With more than 60 percent of the estimated 55 million regular cannabis consumers in the United States preferring to smoke flower, according to a 2017 poll by Yahoo News and Marist College, that means most people are still restricted to their homes for their marijuana consumption.

Nevada Senator Tick Segerblom, widely regarded as the godfather of cannabis in the Silver State, says if Las Vegas and Reno open marijuana lounges as planned in 2019, he hopes state and local laws will allow for flower smoking. He calls the current practice of vaping and edible consumption “definitely restrictive.”

“You’re talking about more than half of marijuana users still not being allowed to consume there,” Segerblom says. “What they’re doing in Denver and other cities is a good start, but there’s a long way to go.”

While cannabis consumption lounges have thus far thrived where they’ve been allowed to open, the lingering fallout from Sessions’ letter has caused some cannabis-legal states to balk at the idea of public smoking areas.

In Nevada, Clark County Commission Chair Steve Sisolak and City of Las Vegas attorney Bryan Scott both directed their respective government agencies to pump the breaks on plans for consumption lounges, after going as far to draft local ordinances late last year.
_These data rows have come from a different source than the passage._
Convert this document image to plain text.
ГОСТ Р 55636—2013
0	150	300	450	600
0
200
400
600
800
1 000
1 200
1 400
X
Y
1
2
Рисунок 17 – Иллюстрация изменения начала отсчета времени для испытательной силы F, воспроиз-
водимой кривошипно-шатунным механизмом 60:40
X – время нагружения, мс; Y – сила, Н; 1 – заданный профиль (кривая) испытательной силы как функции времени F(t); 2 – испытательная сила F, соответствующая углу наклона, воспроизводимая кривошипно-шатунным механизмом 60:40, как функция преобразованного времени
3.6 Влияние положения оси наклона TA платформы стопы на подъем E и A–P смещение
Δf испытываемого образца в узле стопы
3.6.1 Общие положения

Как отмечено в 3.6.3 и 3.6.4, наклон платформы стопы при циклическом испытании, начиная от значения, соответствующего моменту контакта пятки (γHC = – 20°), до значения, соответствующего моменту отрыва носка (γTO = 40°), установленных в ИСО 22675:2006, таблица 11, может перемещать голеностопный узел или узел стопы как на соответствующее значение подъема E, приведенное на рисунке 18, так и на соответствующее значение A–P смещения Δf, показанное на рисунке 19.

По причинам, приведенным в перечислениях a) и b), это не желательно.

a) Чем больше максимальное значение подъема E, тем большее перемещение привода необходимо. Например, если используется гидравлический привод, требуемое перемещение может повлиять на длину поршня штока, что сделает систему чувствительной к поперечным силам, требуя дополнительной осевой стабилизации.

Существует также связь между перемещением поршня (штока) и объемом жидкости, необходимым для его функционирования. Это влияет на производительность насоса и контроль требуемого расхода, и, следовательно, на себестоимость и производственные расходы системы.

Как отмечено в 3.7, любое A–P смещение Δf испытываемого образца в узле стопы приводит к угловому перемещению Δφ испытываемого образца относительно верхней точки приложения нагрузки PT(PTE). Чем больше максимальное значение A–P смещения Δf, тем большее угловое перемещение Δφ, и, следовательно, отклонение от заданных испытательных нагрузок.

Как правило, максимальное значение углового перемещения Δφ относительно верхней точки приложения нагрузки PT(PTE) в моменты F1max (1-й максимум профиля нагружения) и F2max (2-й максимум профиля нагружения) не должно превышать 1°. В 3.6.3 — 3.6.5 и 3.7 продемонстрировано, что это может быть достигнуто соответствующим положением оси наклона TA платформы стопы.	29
Instead of opening for business in March as originally planned, Nevada officials are instead taking a “wait and see” approach in hopes of opening their first lounges in 2019, Scott says.

“The Sessions memo threw us all off,” he explains. “I think collectively, we want to see what happens in Denver and San Francisco now, first.”
In Seattle and Portland, cannabis consumers are still limited to their homes, and in some cases the streets, although local police there have been known to charge outdoor consumers fines of just $27, and often abide by an unwritten code not to enforce ordinances prohibiting smoking in most public places. In the past year, state legislators in both Washington and Oregon have rejected bills for legal cannabis lounges, and spokespeople from both states’ legislative council bureaus say there are “no plans” for state laws to change anytime soon.

Cannabis lounge owners and state legislators alike who were interviewed for the purpose of this story said they took kindly to US Senator from Colorado Cory Gardner’s affirmation last month that President Donald Trump claims he’ll support legislation to protect states’ rights to legal cannabis programs, essentially overriding Sessions’ longtime pledge to eliminate legal cannabis once and for all.

“The industry is expanding and it’s time we gave people a safe place to use cannabis,” Tsalyuk says. “This is just the beginning.”